Hello fellow bird owners! The name is Alyson, and I recently joined these forums in search of help to help me tame my budgerigars. 

I got my two budgerigars, Gazer :yellow face: , and Sprite :green budgie: back in the November of 2017 from a local pet store with my moms permission. Taming had went very well with Gazer, who cooperated with me well. Sprite, despite us having a bad start, cooperated very little and barely ate the food I offered her from the palm of my hand. Gazer is tamed well, but still learning.
Sprite never did tame well, and would never go any further and refuses to eat from my hand still. I want to tame her, but I really don't know how because she only yells and flies to the other side of her cage if I do offer a hand to have her step up. 

Now, just back in March of this year, I took in my friends female budgie, Blitz :grey:. Blitz never really had liked anyone, and never did anything but bite and screech at us when we would try and get her used to us, lunging at the bars at us. I've tried every possible thing to try and get her to be ok with me. She is fine with our other budgies, they all share a cage and they don't show aggression over anything inside the cage. I was hoping I could seek help taming Sprite and Blitz?


----------



## JRS (Sep 3, 2016)

Hi Aly
Check out the stickies in taming & bonding. 
Budgies are naturally more likely to bond to other budgies instead of us. They all have their own personalities and some birds have more potential to bond with us than other birds do.
Don't force yourself upon them, let them move to you (or not) as they wish.
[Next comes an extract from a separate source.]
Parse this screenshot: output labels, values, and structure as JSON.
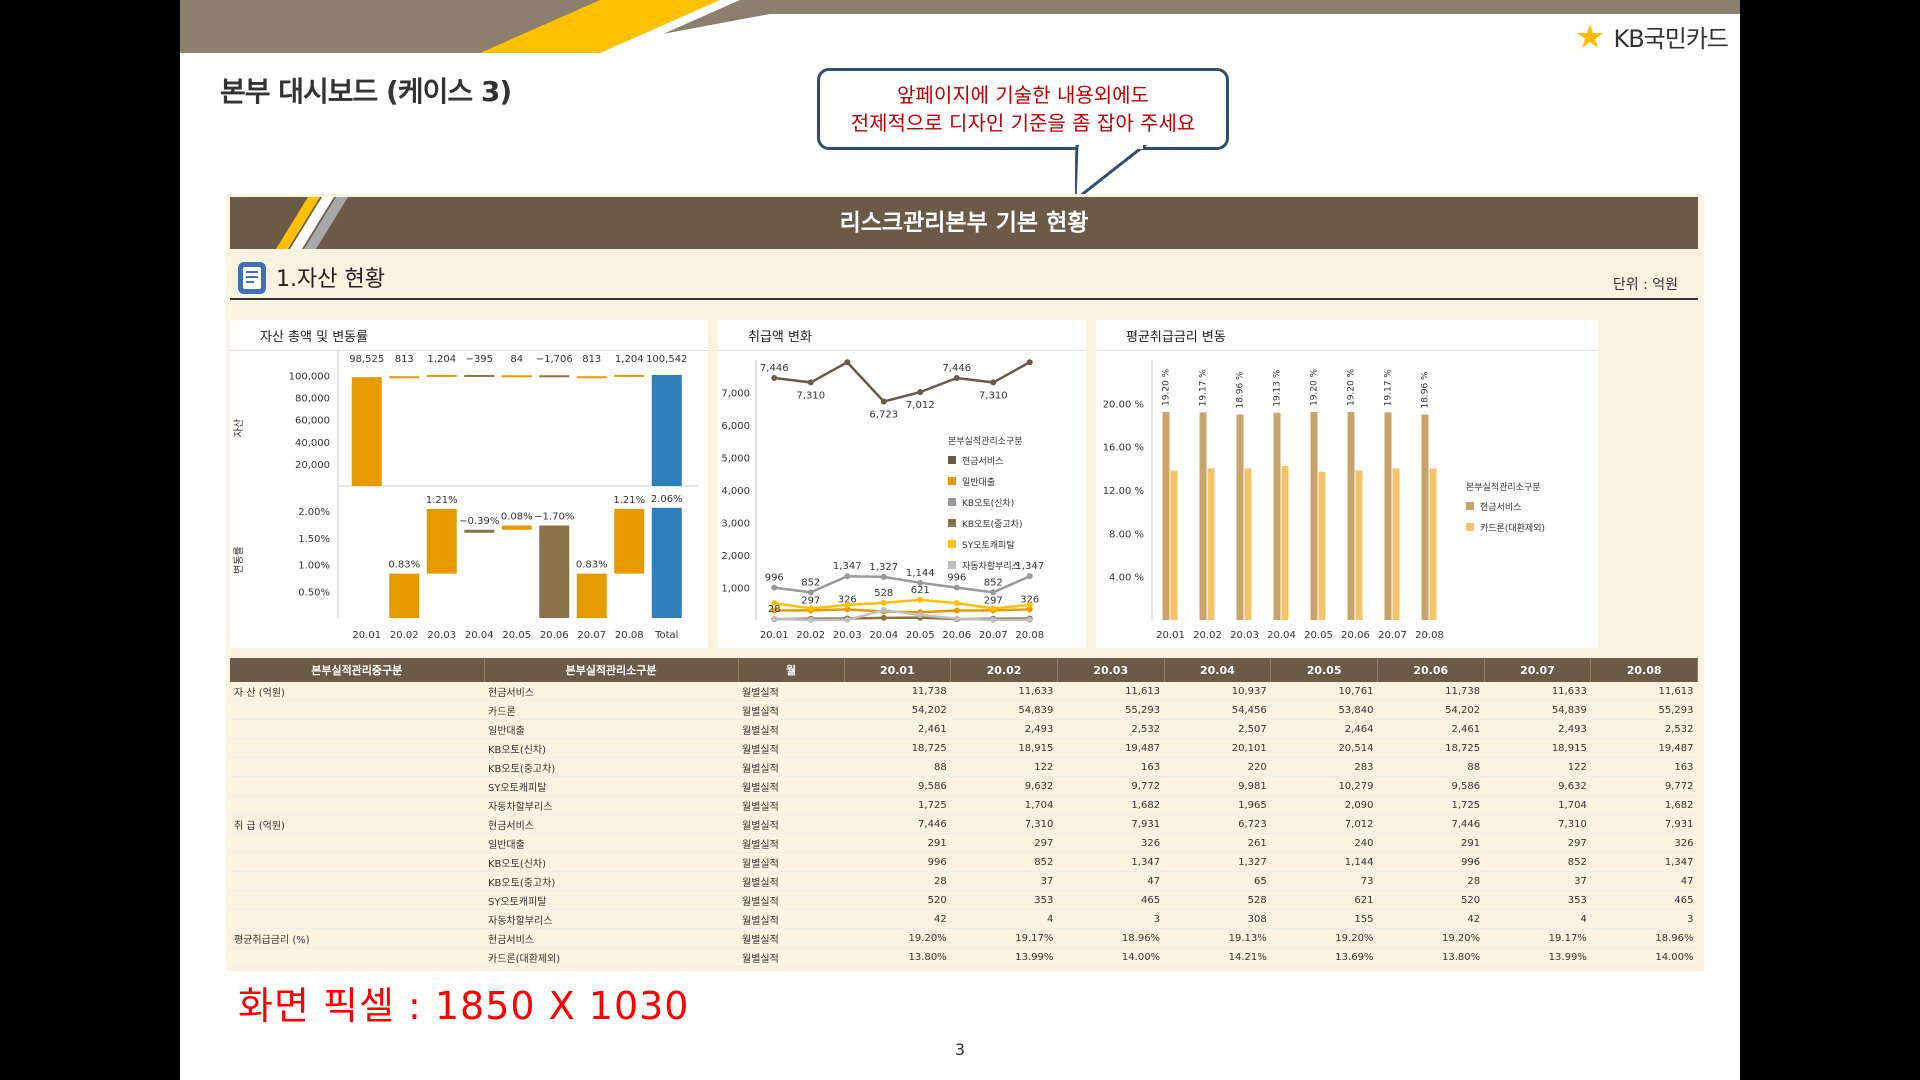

If Blitz is openly aggressive to people, then consider why - It might be that she's just going through a stroppy teenage phase:
http://www.talkbudgies.com/budgie-behavior/295193-reading-budgie-signs.html
or it could be that she has she not been shown enough patience in taming in the past by your friend, or it could just be her personality (she may just be quite cage territorial and actually behave nicely outside the cage).
At first, I would just leave her be. Let her see that you're only messing about in her cage to clean and bring fresh food and water, and not to 'bother' her. When the aggression hopefully subsides, then you can work more on taming. If she's very anti-hands, then clicker training may be a better way to go.
Good luck


----------



## Caralit (Apr 30, 2018)

JRS said:


> Hi Aly
> Check out the stickies in taming & bonding.
> Budgies are naturally more likely to bond to other budgies instead of us. They all have their own personalities and some birds have more potential to bond with us than other birds do.
> Don't force yourself upon them, let them move to you (or not) as they wish.
> ...


Yea, I didn't exactly want to get to many budgies but with school hours, I decided to get Gazer a friend. Now we have three pft. We are guessing Blitz is almost a year old, as well as Gazer. She is just very nippy towards just about anyone, and Sprite is just a bit skittish. I'll have to look through the stickies again though. I just want to try and get some sort of bond in case of emergency and so they can come outside more.


----------